日本の新聞では今月の4日ぐらいに載っていたのかな?とにかく私は気付かなかった…。翌々日の、大阪でのBilly Joelライブが楽しみで舞い上がっていたのか…。新聞記事も小さいものだったようですね。
私は、今でも「オランダという国から何を連想する?」と問われたら、Shocking Blueと答えようか、Vincent van Gogh(ゴッホ)と答えようか迷いますよ。
私の年代では、最初に買った洋楽レコードがVenus(ヴィーナス)だった、という人はかなりいると思うのですよ。
The Shocking Blueはオランダ出身の4人グループで、ヴォーカルがMariska Veresでした。実際、あまりにパワフルな声なので、最初は男性が歌っているのかと思っていました。日本人でああいう歌い方ができる女性シンガーはいませんでしたから。
代表曲VenusはアメリカでNO1ヒットになりました(69年)。その後(70年春)、日本でも大ヒットし、「Dutch Soundブーム」到来!と話題になりました。それまで、洋楽といえば殆どがイギリスかアメリカから入ってきていましたし、またフランスからのシャンソン、イタリアからはカンツォーネなどもヒットチャートを賑わせていましたが、なにせ「オランダ」というのが…なんとも珍しかったのですよ。

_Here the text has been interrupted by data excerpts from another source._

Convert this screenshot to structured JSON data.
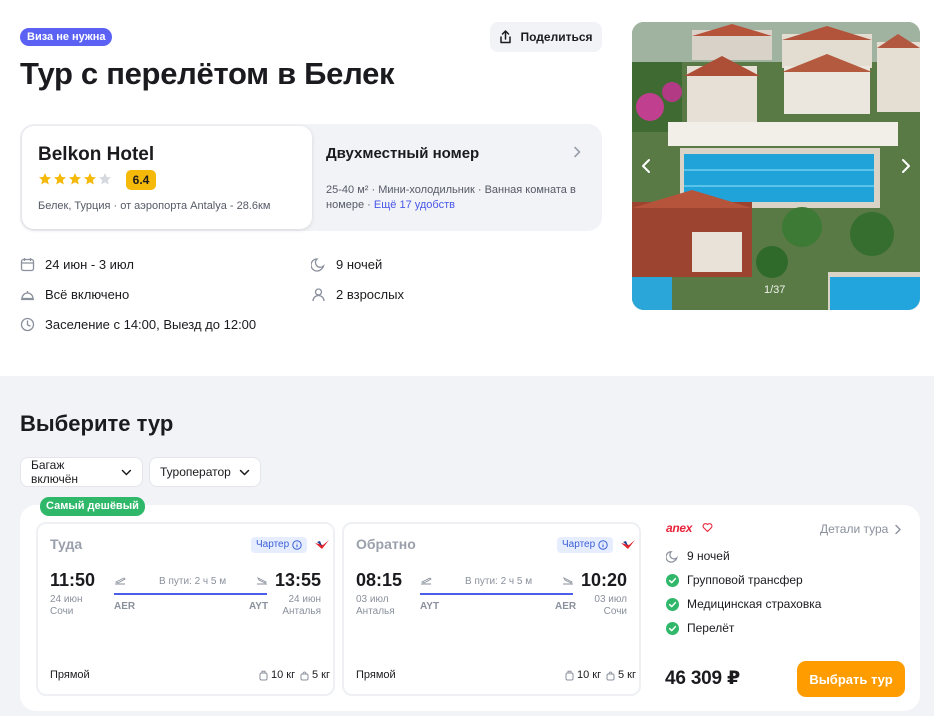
{
  "header": {
    "visa_badge": "Виза не нужна",
    "share_label": "Поделиться",
    "title": "Тур с перелётом в Белек"
  },
  "hotel": {
    "name": "Belkon Hotel",
    "stars": 4,
    "rating": "6.4",
    "location": "Белек, Турция · от аэропорта Antalya - 28.6км"
  },
  "room": {
    "title": "Двухместный номер",
    "features": "25-40 м² · Мини-холодильник · Ванная комната в номере · ",
    "more_link": "Ещё 17 удобств"
  },
  "trip": {
    "dates": "24 июн - 3 июл",
    "nights": "9 ночей",
    "meal": "Всё включено",
    "guests": "2 взрослых",
    "checkin": "Заселение с 14:00, Выезд до 12:00"
  },
  "gallery": {
    "counter": "1/37"
  },
  "tours": {
    "section_title": "Выберите тур",
    "filters": [
      "Багаж включён",
      "Туроператор"
    ],
    "offer": {
      "badge": "Самый дешёвый",
      "outbound": {
        "title": "Туда",
        "charter": "Чартер",
        "dep_time": "11:50",
        "dep_date": "24 июн",
        "dep_city": "Сочи",
        "dep_code": "AER",
        "duration": "В пути: 2 ч 5 м",
        "arr_time": "13:55",
        "arr_date": "24 июн",
        "arr_city": "Анталья",
        "arr_code": "AYT",
        "type": "Прямой",
        "bag_checked": "10 кг",
        "bag_hand": "5 кг"
      },
      "return": {
        "title": "Обратно",
        "charter": "Чартер",
        "dep_time": "08:15",
        "dep_date": "03 июл",
        "dep_city": "Анталья",
        "dep_code": "AYT",
        "duration": "В пути: 2 ч 5 м",
        "arr_time": "10:20",
        "arr_date": "03 июл",
        "arr_city": "Сочи",
        "arr_code": "AER",
        "type": "Прямой",
        "bag_checked": "10 кг",
        "bag_hand": "5 кг"
      },
      "operator": "anex",
      "details_label": "Детали тура",
      "includes": [
        "9 ночей",
        "Групповой трансфер",
        "Медицинская страховка",
        "Перелёт"
      ],
      "price": "46 309 ₽",
      "choose_label": "Выбрать тур"
    }
  },
  "colors": {
    "accent": "#5b62f3",
    "orange": "#ff9d00",
    "green": "#2fb86a",
    "star": "#f5b90a"
  }
}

またVenusは、80年代にイギリスのバナナラマがディスコ・サウンド風に料理してリバイバルヒットさせていますし、日本では長山洋子さんが(演歌に転向する前)カバーしてヒットさせています。なぜか、日本語を乗せても違和感のないメロディーでしたよね。
Venusの後はNever Marry a Railroad Man(悲しき鉄道員)が大ヒットします。

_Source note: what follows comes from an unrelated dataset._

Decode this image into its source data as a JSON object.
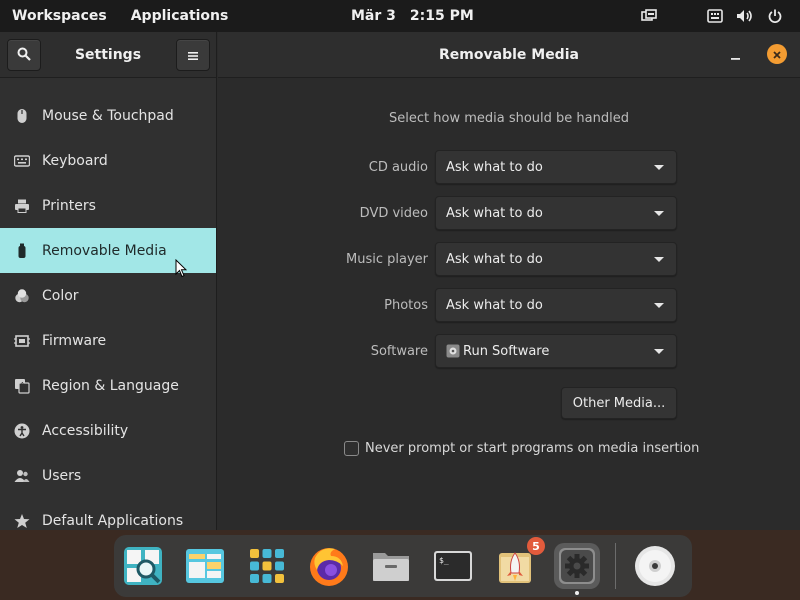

その後もMy Blossom Lady(悲しき恋心)、Sally Was a Good Old Girl(グッドサリー)、Shocking Youなどもそこそこのヒットをしますが、上記の2曲ほどの大ヒットにはなりませんでした。73年ごろにはヒットチャートには顔を出さなくなってきました。
また、同じくオランダからEarth & Fireという、やはり女性ヴォーカルが歌うバンドが「シーズン」「アムステルダムの少年兵」(ともに原題がワカリマセン…調べる気力もアリマセン)などのヒットも飛ばします。しかし72年ごろからFocusという実力派のプログレ・グループが注目を集めるようになり、「ショッキング・ブルーのオランダからフォーカスのオランダになった!」と音楽雑誌に書かれていたのを思い出します。
さて、あらためて今、Shocking Blueを聴くと、とても泥臭いサウンドであったと感じます。ヒット曲「悲しき鉄道員」の間奏部分などのメロディーも、ちょっと他に見当たらない(?)くらいにユニークですね。私が一番好きだったのはLong and Lonesome Road(明日に向う道)とかSend Me a Post Cardでした。これは一枚のレコードのA面とB面になっていて、私の記憶では両面の曲ともヒットチャートに顔を出していたと思います。一時的であったとはいえ、彼らの人気が伺えますね。とにかく、この2曲とも、やはり今聴くと「泥臭い」。どことなくヨーロッパの民俗音楽っぽい…のですよ。どことなく哀愁があって、独特の異国趣味が漂っている印象的な曲。
ヴォーカルのMariska Veresは、これがまぁ、とてつもない美女で、当時から移動民族(当時はそのものズバリの言葉で表現していました)の血を引いていると言われていました。彼女のお父さんは民俗音楽のギタリストだったんですね。彼女も、そんな様々な音楽の刺激の中で育ったようです。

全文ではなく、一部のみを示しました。